Jeotermal enerji santralleri, kendi içerisinde oldukça zor bir prosese sahip. Çünkü yer altından alınan kızgın su türbinlerde elektrik enerjisine çevriliyor ve sonra su yeniden yeraltına basılıyor. Bu işlemleri yapabilmek için kullanılan tesisatların oldukça spesifik olması gerekiyor.  Çünkü yer altından çıkartılan su hem çok sıcak hem de içerisinde tuz ve farklı birçok element bulunuyor. Bu sebeple bu proseste kullanılan ekipmanların, vanaların, metrelerin ve ölçüm cihazlarının tekniğe uygun olarak seçilmesi önem arz ediyor. Sonuçta yeraltında hâlihazırda bulunan potansiyel bir enerjiyi kullanıyoruz. 

Türkiye’de EÜAŞ zamanında açılan çok fazla termik santral bulunuyor. Bu santrallerin ise çalışma ömürlerinin 30 senenin üzerinde olduğu biliniyor. Bu santrallerin birçoğunun oldukça eski olması nedeniyle tesislerin çevre standartlarına uyumlu hale getirilmesi ve filtrasyon kısımlarında revizyonların yapılması gerekiyor. Ayrıca verimliliğin artırılmasına yönelik çalışmaların yürütülmesi önem arz ediyor. Verimlilik dediğimiz zaman hemen kullandığımız yakıtlar gündeme geliyor. Bu da yeraltından çıkarttığımız kömür, linyit gibi yakıtlar bu yakıtların tabii kalorifik değerlerinin biraz yükseltilip, yanma verimini artırmak ve bu noktada elde ettiğimiz enerji verimliliğini artırmaya yönelik projeler bulunuyor. Bu noktada TÜBİTAK önemli işlere imza atıyor. Kömür zenginleştirme, mevcut santrallerin verimliliğini artırma ve atıkları değerlendirme konusundaki projelere odaklanıyorlar. 

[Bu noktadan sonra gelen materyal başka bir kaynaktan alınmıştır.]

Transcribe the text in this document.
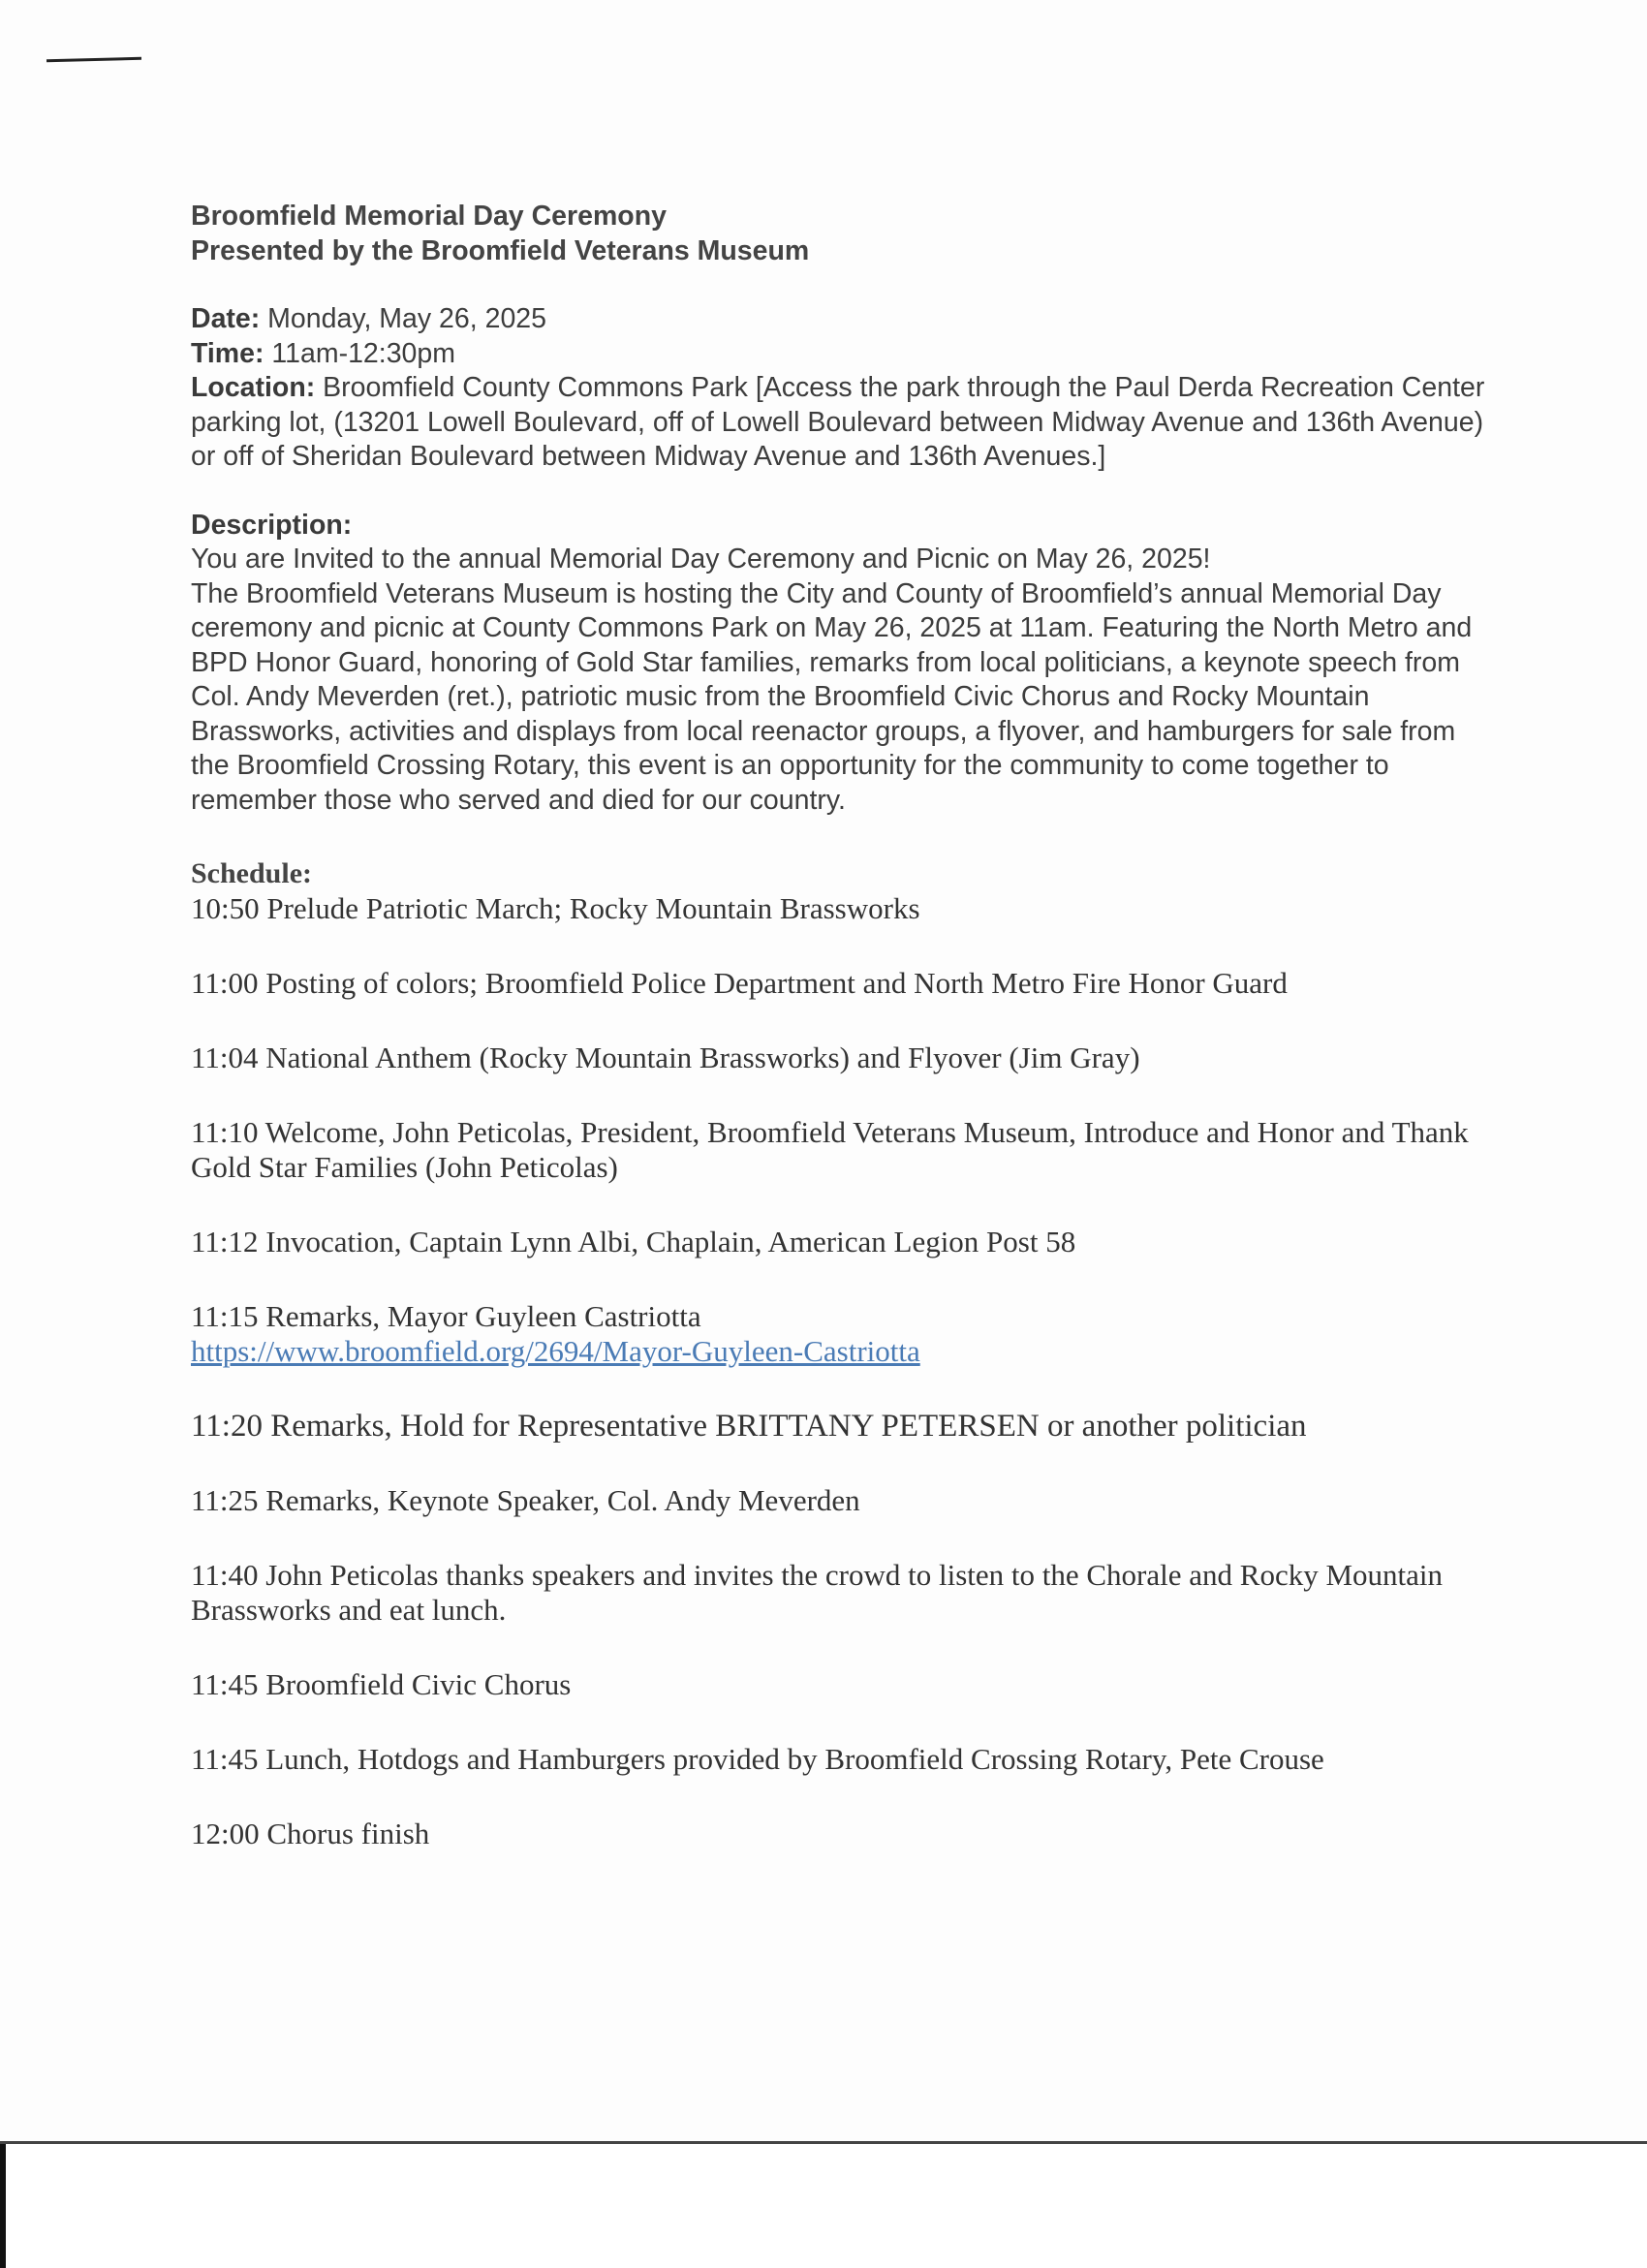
Broomfield Memorial Day Ceremony
Presented by the Broomfield Veterans Museum
Date: Monday, May 26, 2025
Time: 11am-12:30pm
Location: Broomfield County Commons Park [Access the park through the Paul Derda Recreation Center parking lot, (13201 Lowell Boulevard, off of Lowell Boulevard between Midway Avenue and 136th Avenue) or off of Sheridan Boulevard between Midway Avenue and 136th Avenues.]
Description:
You are Invited to the annual Memorial Day Ceremony and Picnic on May 26, 2025!
The Broomfield Veterans Museum is hosting the City and County of Broomfield’s annual Memorial Day ceremony and picnic at County Commons Park on May 26, 2025 at 11am. Featuring the North Metro and BPD Honor Guard, honoring of Gold Star families, remarks from local politicians, a keynote speech from Col. Andy Meverden (ret.), patriotic music from the Broomfield Civic Chorus and Rocky Mountain Brassworks, activities and displays from local reenactor groups, a flyover, and hamburgers for sale from the Broomfield Crossing Rotary, this event is an opportunity for the community to come together to remember those who served and died for our country.
Schedule:
10:50 Prelude Patriotic March; Rocky Mountain Brassworks
11:00 Posting of colors; Broomfield Police Department and North Metro Fire Honor Guard
11:04 National Anthem (Rocky Mountain Brassworks) and Flyover (Jim Gray)
11:10 Welcome, John Peticolas, President, Broomfield Veterans Museum, Introduce and Honor and Thank Gold Star Families (John Peticolas)
11:12 Invocation, Captain Lynn Albi, Chaplain, American Legion Post 58
11:15 Remarks, Mayor Guyleen Castriotta
https://www.broomfield.org/2694/Mayor-Guyleen-Castriotta
11:20 Remarks, Hold for Representative BRITTANY PETERSEN or another politician
11:25 Remarks, Keynote Speaker, Col. Andy Meverden
11:40 John Peticolas thanks speakers and invites the crowd to listen to the Chorale and Rocky Mountain Brassworks and eat lunch.
11:45 Broomfield Civic Chorus
11:45 Lunch, Hotdogs and Hamburgers provided by Broomfield Crossing Rotary, Pete Crouse
12:00 Chorus finish
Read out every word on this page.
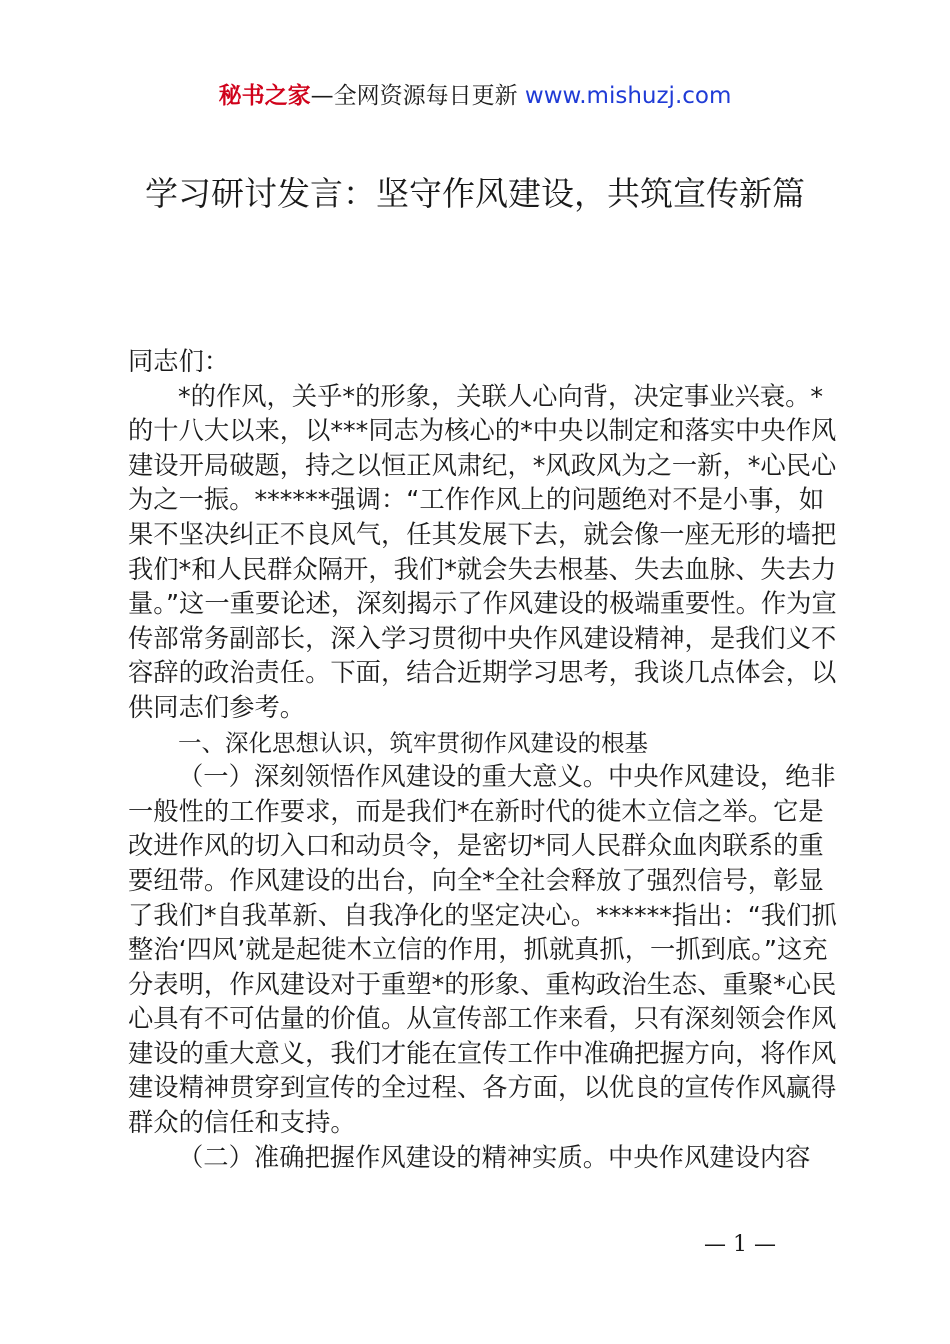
秘书之家—全网资源每日更新 www.mishuzj.com
学习研讨发言：坚守作风建设，共筑宣传新篇

同志们：

*的作风，关乎*的形象，关联人心向背，决定事业兴衰。*的十八大以来，以***同志为核心的*中央以制定和落实中央作风建设开局破题，持之以恒正风肃纪，*风政风为之一新，*心民心为之一振。******强调：“工作作风上的问题绝对不是小事，如果不坚决纠正不良风气，任其发展下去，就会像一座无形的墙把我们*和人民群众隔开，我们*就会失去根基、失去血脉、失去力量。”这一重要论述，深刻揭示了作风建设的极端重要性。作为宣传部常务副部长，深入学习贯彻中央作风建设精神，是我们义不容辞的政治责任。下面，结合近期学习思考，我谈几点体会，以供同志们参考。

一、深化思想认识，筑牢贯彻作风建设的根基

（一）深刻领悟作风建设的重大意义。中央作风建设，绝非一般性的工作要求，而是我们*在新时代的徙木立信之举。它是改进作风的切入口和动员令，是密切*同人民群众血肉联系的重要纽带。作风建设的出台，向全*全社会释放了强烈信号，彰显了我们*自我革新、自我净化的坚定决心。******指出：“我们抓整治‘四风’就是起徙木立信的作用，抓就真抓，一抓到底。”这充分表明，作风建设对于重塑*的形象、重构政治生态、重聚*心民心具有不可估量的价值。从宣传部工作来看，只有深刻领会作风建设的重大意义，我们才能在宣传工作中准确把握方向，将作风建设精神贯穿到宣传的全过程、各方面，以优良的宣传作风赢得群众的信任和支持。

（二）准确把握作风建设的精神实质。中央作风建设内容

— 1 —
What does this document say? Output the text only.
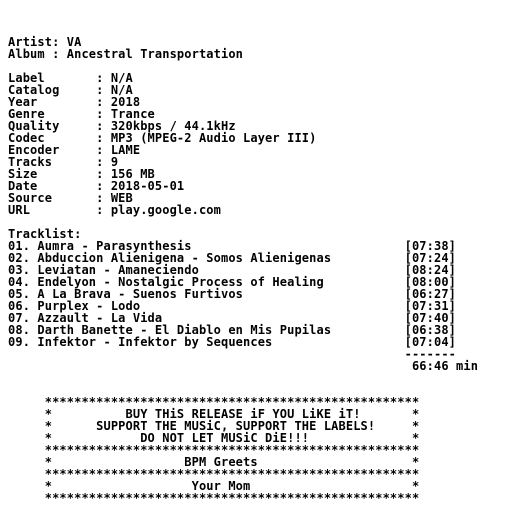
Artist: VA
Album : Ancestral Transportation
Label       : N/A
Catalog     : N/A
Year        : 2018
Genre       : Trance
Quality     : 320kbps / 44.1kHz
Codec       : MP3 (MPEG-2 Audio Layer III)
Encoder     : LAME
Tracks      : 9
Size        : 156 MB
Date        : 2018-05-01
Source      : WEB
URL         : play.google.com
Tracklist:
01. Aumra - Parasynthesis                             [07:38]
02. Abduccion Alienigena - Somos Alienigenas          [07:24]
03. Leviatan - Amaneciendo                            [08:24]
04. Endelyon - Nostalgic Process of Healing           [08:00]
05. A La Brava - Suenos Furtivos                      [06:27]
06. Purplex - Lodo                                    [07:31]
07. Azzault - La Vida                                 [07:40]
08. Darth Banette - El Diablo en Mis Pupilas          [06:38]
09. Infektor - Infektor by Sequences                  [07:04]
-------
66:46 min
***************************************************
*          BUY THiS RELEASE iF YOU LiKE iT!       *
*      SUPPORT THE MUSiC, SUPPORT THE LABELS!     *
*            DO NOT LET MUSiC DiE!!!              *
***************************************************
*                  BPM Greets                     *
***************************************************
*                   Your Mom                      *
***************************************************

Rüzgar ve güneş gibi yenilenebilir enerji kaynaklarına ait santrallerde prosese dayalı bir çalışma altyapısı olmadığı için bizim çalışma alanımıza çok girmiyor. Sadece İspanya’da çok büyük kapasiteye sahip güneş enerji santralinde proses tabanlı olan ve daha yüksek sıcaklıklara ulaşan birtakım spesifik sistemler bulunuyor. Bu projelerin ilk yatırım maliyeti oldukça yüksek. Bu tip sistemler yerine bizim solar paneller şeklinde fotovoltaik altyapıda ilerleyen bir dizayn görüyoruz.